Cette situation débouche sur une absence de visibilité , de lisibilité claire des actions
entreprises par l'économie sociale, alors que l'évaluation des politiques mises en
oeuvre dans le secteur des déchets devrait idéalement reposer sur des indicateurs de
développement durable mesurant les évolutions et les interactions des paramètres
relatifs aux différentes composantes du développement, à savoir les ressources
économiques, sociales, environnementales et institutionnelles de la société.11
L'économie sociale est un secteur dont l'identité est encore mal définie dans le
domaine des déchets. La mise en place d'un agrément par les pouvoirs publics
témoignerait de la reconnaissance de son utilité et justifierait la mise en place de
discriminations positives au travers de réglementations sectorielles et de la
réglementation des marchés publics.
Certaines initiatives dispersées ont déjà été récemment mises en place. Elles reposent
largement sur le recours aux instruments économiques (taux réduits de TVA, clauses
sociales dans les marchés publics, subsides) et doivent encore être affinées ou
développées.
Leur efficacité dépendra de l'établissement d'une convergence d'objectifs entre les
politiques environnementale, sociale et économique.

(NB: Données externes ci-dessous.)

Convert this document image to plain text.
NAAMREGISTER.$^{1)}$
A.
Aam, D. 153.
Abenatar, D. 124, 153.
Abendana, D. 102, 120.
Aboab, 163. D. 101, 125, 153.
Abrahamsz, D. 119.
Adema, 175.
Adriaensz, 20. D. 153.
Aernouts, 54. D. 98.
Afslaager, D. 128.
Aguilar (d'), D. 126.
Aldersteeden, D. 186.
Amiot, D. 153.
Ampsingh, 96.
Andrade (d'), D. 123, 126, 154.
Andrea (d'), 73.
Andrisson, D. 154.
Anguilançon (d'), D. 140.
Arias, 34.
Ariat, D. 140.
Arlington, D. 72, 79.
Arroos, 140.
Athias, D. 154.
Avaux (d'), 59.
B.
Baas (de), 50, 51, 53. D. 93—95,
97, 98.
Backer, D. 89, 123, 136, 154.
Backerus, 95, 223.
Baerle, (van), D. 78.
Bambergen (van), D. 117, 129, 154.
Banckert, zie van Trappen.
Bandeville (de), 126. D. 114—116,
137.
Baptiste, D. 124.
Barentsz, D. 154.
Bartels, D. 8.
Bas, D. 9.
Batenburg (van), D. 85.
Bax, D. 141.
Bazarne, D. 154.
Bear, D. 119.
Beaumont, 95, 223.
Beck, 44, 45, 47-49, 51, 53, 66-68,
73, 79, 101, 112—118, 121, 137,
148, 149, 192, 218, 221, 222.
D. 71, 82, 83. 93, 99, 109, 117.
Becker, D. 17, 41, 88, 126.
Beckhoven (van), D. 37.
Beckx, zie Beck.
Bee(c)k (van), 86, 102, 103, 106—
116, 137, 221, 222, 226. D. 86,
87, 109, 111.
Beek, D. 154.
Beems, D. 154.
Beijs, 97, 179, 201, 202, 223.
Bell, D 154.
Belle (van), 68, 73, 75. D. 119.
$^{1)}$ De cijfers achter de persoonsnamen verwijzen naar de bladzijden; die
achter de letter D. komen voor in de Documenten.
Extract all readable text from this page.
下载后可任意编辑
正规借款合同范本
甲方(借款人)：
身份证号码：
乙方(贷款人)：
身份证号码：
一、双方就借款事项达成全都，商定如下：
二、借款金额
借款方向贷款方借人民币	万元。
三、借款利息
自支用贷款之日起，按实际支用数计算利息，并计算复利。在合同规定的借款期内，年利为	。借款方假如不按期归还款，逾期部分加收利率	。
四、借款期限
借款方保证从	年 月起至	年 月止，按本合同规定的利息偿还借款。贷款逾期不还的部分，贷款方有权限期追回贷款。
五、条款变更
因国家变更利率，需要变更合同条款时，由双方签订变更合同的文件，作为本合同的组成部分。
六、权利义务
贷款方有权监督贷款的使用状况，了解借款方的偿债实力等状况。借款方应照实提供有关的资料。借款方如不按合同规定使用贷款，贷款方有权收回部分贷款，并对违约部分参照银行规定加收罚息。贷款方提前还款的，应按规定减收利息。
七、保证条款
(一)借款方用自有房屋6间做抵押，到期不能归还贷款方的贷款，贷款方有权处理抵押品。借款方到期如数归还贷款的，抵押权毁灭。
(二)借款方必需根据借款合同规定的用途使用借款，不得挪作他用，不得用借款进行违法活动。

Pour l'instant, le lieu garantissant l'établissement de cette convergence n'existe pas. Ce
constat rejoint une préoccupation de l'économie sociale qui plaide pour la mise en
place d'une structure interservices au sein de la Commission Européenne et d'un
groupe de travail interdépartemental au niveau des administrations fédérales et
régionales qui traiterait l'économie sociale dans toutes ses composantes et quantifierait
l'impact des autres politiques sur ce secteur.
10
Ce constat rejoint une des conclusions générales formulées notamment par le secteur concerné, celui –ci
demandant que des outils statistiques performants soient développés et affinés pour saisir l'importance et le poids
des entreprises d'économie sociale. L'élaboration d'un système d'information statistique globale sur les
Associations est actuellement en discussion au niveau du Working Group on National Accounts de l'ONU. Une
volonté politique est à présent indispensable pour passer de ce stade expérimental à l'inscription structurelle de
ces efforts dans le sillage du Système Européen des Comptes Nationaux (SEC-1995). En même temps, il
importe qu'une démarche proprement européenne assure la mise en place d'outils statistiques pour les autres
composantes de l'économie sociale.
11
Plus généralement, à côté d'un besoin de visibilité et de lisibilité, un enjeu décisif pour l'économie sociale sera
de s'atteler au chantier de la création de nouveaux indicateurs de richesse. "Les acteurs de l'économie sociale qui
quotidiennement font le choix de privilégier les objectifs sociaux et humains face aux exigences du seul profit,
ne peuvent en effet accepter de se laisser imposer des critères d'évaluation qui ignorent les enjeux
environnementaux, sociaux, de santé, d'équité,..." (Résolution européenne du secteur de l'économie sociale).